Performance Evaluation of NARX-CG Model for Electricity Forecasting: Bali Blackout Case Study
DOI:
https://doi.org/10.15294/jte.v17i2.35519Keywords:
Bali blackout, conjugate gradient, forecasting, NARX, performance evaluationAbstract
Bali experienced a widespread blackout in May 2025 that disrupted economic and social activities across the island, revealing weaknesses in electricity demand forecasting and system resilience. This study evaluates the performance of a Hybrid Nonlinear Autoregressive with Exogenous Inputs-Conjugate Gradient (NARX-CG) model as an advanced electricity forecast. The dataset covers the 2018-2023 period and includes six variables: electricity energy, connected capacity, number of customers, tariffs, Gross Regional Domestic Product (GRDP), and population, aligned with the national electricity planning framework.
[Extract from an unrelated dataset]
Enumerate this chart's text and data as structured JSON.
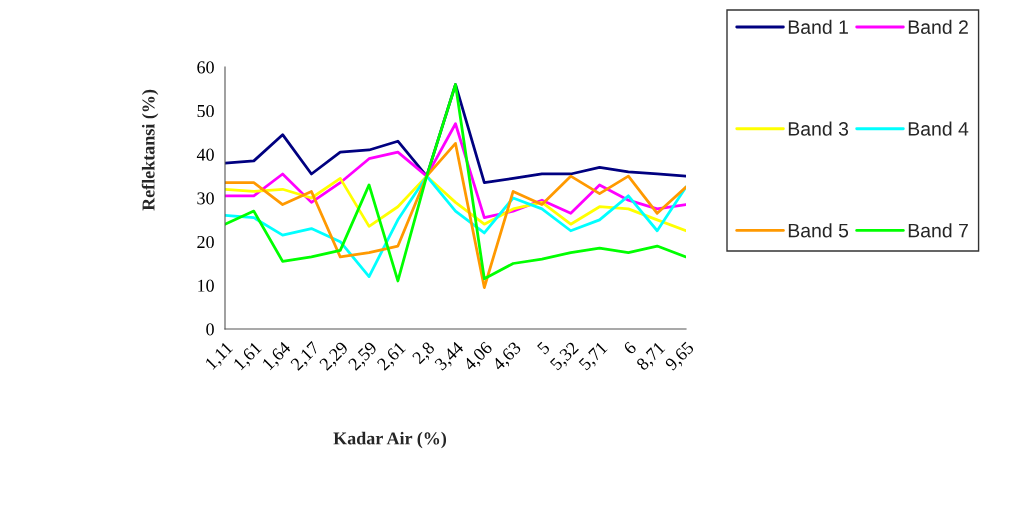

The NARX-CG model was developed using a 6-12-6-1 network architecture and trained with tansig transfer function. Forecasting performance was evaluated using Mean Squared Error (MSE) and Mean Absolute Percentage Error (MAPE) metrics. Results show that the NARX-CG model achieved an MSE of 0.09853 and an average MAPE of 8.12%, outperforming conventional projections with a MAPE of 28.48%. Yearly evaluations show consistent model stability, with the lowest MAPE values of 1.93% and 5.86% in 2023 and 2022, respectively. The NARX-CG model effectively captures nonlinear temporal dependencies, enhances predictive accuracy, and contributes to improved power system reliability and resilience, providing valuable insights for adaptive energy planning following the 2025 Bali blackout.